Posted by Matt Bruce at 01:23 PM

I Now Know The Names of Two Current Gymnasts

(That's two more than before this past weekend.)

Saturday we went to visit friends who have a new baby. They also happened to be watching gymnastics (live from the Boston University campus!) on NBC, on HD. I wonder if I'll ever get used to seeing close-ups of athletes where you can also clearly see the person in the front row idly sucking 32 ounces of Pepsi through a straw.

Anyhow, Shawn Johnson reminds me of someone (facially) but I can't place who. Near the end of the first page of results for Google Image Search for her name also happens to be, even with Moderate Safe Search on, an image of a bare backside (yet completely unrelated to the gymnast herself).
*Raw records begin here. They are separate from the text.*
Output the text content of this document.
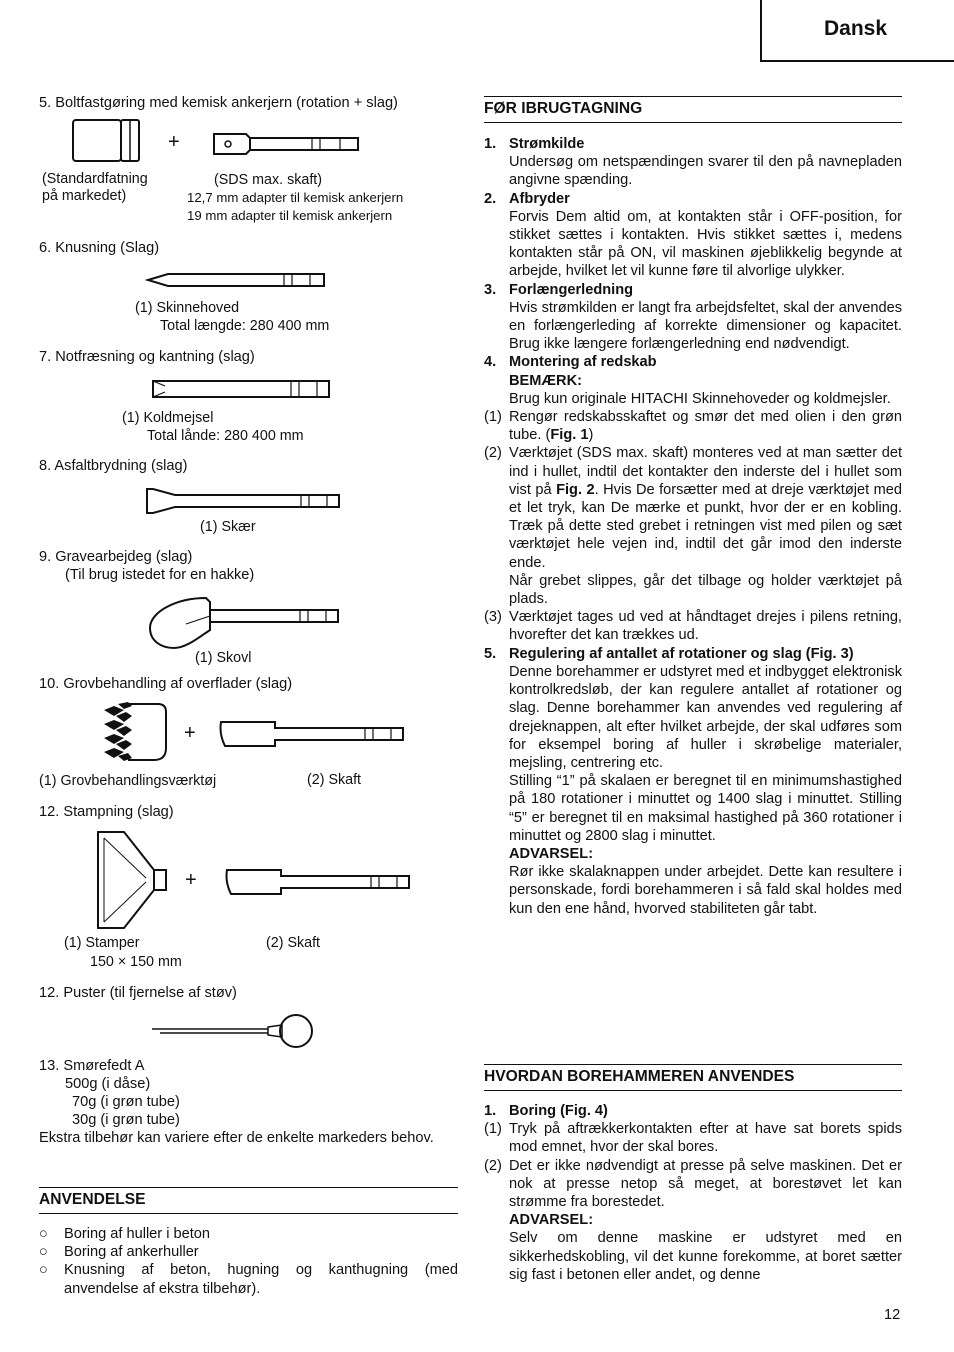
Dansk
5. Boltfastgøring med kemisk ankerjern (rotation + slag)
+
(Standardfatning
på markedet)
(SDS max. skaft)
12,7 mm adapter til kemisk ankerjern
19 mm adapter til kemisk ankerjern
6. Knusning (Slag)
(1) Skinnehoved
Total længde: 280 400 mm
7. Notfræsning og kantning (slag)
(1) Koldmejsel
Total lånde: 280 400 mm
8. Asfaltbrydning (slag)
(1) Skær
9. Gravearbejdeg (slag)
(Til brug istedet for en hakke)
(1) Skovl
10. Grovbehandling af overflader (slag)
+
(1) Grovbehandlingsværktøj	(2) Skaft
12. Stampning (slag)
+
(1) Stamper
150 × 150 mm
(2) Skaft
12. Puster (til fjernelse af støv)
13. Smørefedt A
500g (i dåse)
70g (i grøn tube)
30g (i grøn tube)
Ekstra tilbehør kan variere efter de enkelte markeders behov.
ANVENDELSE
○	Boring af huller i beton
○	Boring af ankerhuller
○	Knusning af beton, hugning og kanthugning (med anvendelse af ekstra tilbehør).
FØR IBRUGTAGNING
1. Strømkilde
Undersøg om netspændingen svarer til den på navnepladen angivne spænding.
2. Afbryder
Forvis Dem altid om, at kontakten står i OFF-position, for stikket sættes i kontakten. Hvis stikket sættes i, medens kontakten står på ON, vil maskinen øjeblikkelig begynde at arbejde, hvilket let vil kunne føre til alvorlige ulykker.
3. Forlængerledning
Hvis strømkilden er langt fra arbejdsfeltet, skal der anvendes en forlængerleding af korrekte dimensioner og kapacitet. Brug ikke længere forlængerledning end nødvendigt.
4. Montering af redskab
BEMÆRK:
Brug kun originale HITACHI Skinnehoveder og koldmejsler.
(1) Rengør redskabsskaftet og smør det med olien i den grøn tube. (Fig. 1)
(2) Værktøjet (SDS max. skaft) monteres ved at man sætter det ind i hullet, indtil det kontakter den inderste del i hullet som vist på Fig. 2. Hvis De forsætter med at dreje værktøjet med et let tryk, kan De mærke et punkt, hvor der er en kobling. Træk på dette sted grebet i retningen vist med pilen og sæt værktøjet hele vejen ind, indtil det går imod den inderste ende.
Når grebet slippes, går det tilbage og holder værktøjet på plads.
(3) Værktøjet tages ud ved at håndtaget drejes i pilens retning, hvorefter det kan trækkes ud.
5. Regulering af antallet af rotationer og slag (Fig. 3)
Denne borehammer er udstyret med et indbygget elektronisk kontrolkredsløb, der kan regulere antallet af rotationer og slag. Denne borehammer kan anvendes ved regulering af drejeknappen, alt efter hvilket arbejde, der skal udføres som for eksempel boring af huller i skrøbelige materialer, mejsling, centrering etc.
Stilling “1” på skalaen er beregnet til en minimumshastighed på 180 rotationer i minuttet og 1400 slag i minuttet. Stilling “5” er beregnet til en maksimal hastighed på 360 rotationer i minuttet og 2800 slag i minuttet.
ADVARSEL:
Rør ikke skalaknappen under arbejdet. Dette kan resultere i personskade, fordi borehammeren i så fald skal holdes med kun den ene hånd, hvorved stabiliteten går tabt.
HVORDAN BOREHAMMEREN ANVENDES
1. Boring (Fig. 4)
(1) Tryk på aftrækkerkontakten efter at have sat borets spids mod emnet, hvor der skal bores.
(2) Det er ikke nødvendigt at presse på selve maskinen. Det er nok at presse netop så meget, at borestøvet let kan strømme fra borestedet.
ADVARSEL:
Selv om denne maskine er udstyret med en sikkerhedskobling, vil det kunne forekomme, at boret sætter sig fast i betonen eller andet, og denne
12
The other name I know is Nastia. She's in her teens (I presume), she's a gymnast, and her name is Nastia. Ten years from now she'll be a 20-something named Nastia who'd been a gymnast ten years ago. She'll probably be way too rich and famous to have to resort to being a stripper, yet that's a stripper name if I ever heard one.

Posted by Matt Bruce at 01:22 PM

38 Pitches

Despite knowing of its existence for months (years?) I'd never actually read Curt Schilling's weblog until King Kaufman pointed out how astute an observation he'd made about the NBA.

Posted by Matt Bruce at 01:12 PM

June 09, 2008

Managerial Pop Quiz

Tie game, going into the bottom of the 12th. You've just used your 2nd and 3rd best relievers. Now do you bring in:

A. This guy?

B. This guy?

If you said B, you are a true major league manager, with the loss to prove it. (Given my allegiance, obviously I was happy with this particular bullpen usage.)

Meanwhile, satellite oops...

Posted by Matt Bruce at 01:32 PM

Not Christianity

(Certainly not Islam)

"Many spiritually advanced people I know (not coweringly religious, mind you, but deeply spiritual) identify Obama as a Lightworker, that rare kind of attuned being who has the ability to lead us not merely to new foreign policies or health care plans or whatnot, but who can actually help usher in a new way of being on the planet, of relating and connecting and engaging with this bizarre earthly experiment. These kinds of people actually help us evolve. They are philosophers and peacemakers of a very high order, and they speak not just to reason or emotion, but to the soul."
--Mark Morford, SF Chronicle (as requoted here)

The world would be a slightly better place without the JFK diehards, or for that matter the Diana diehards.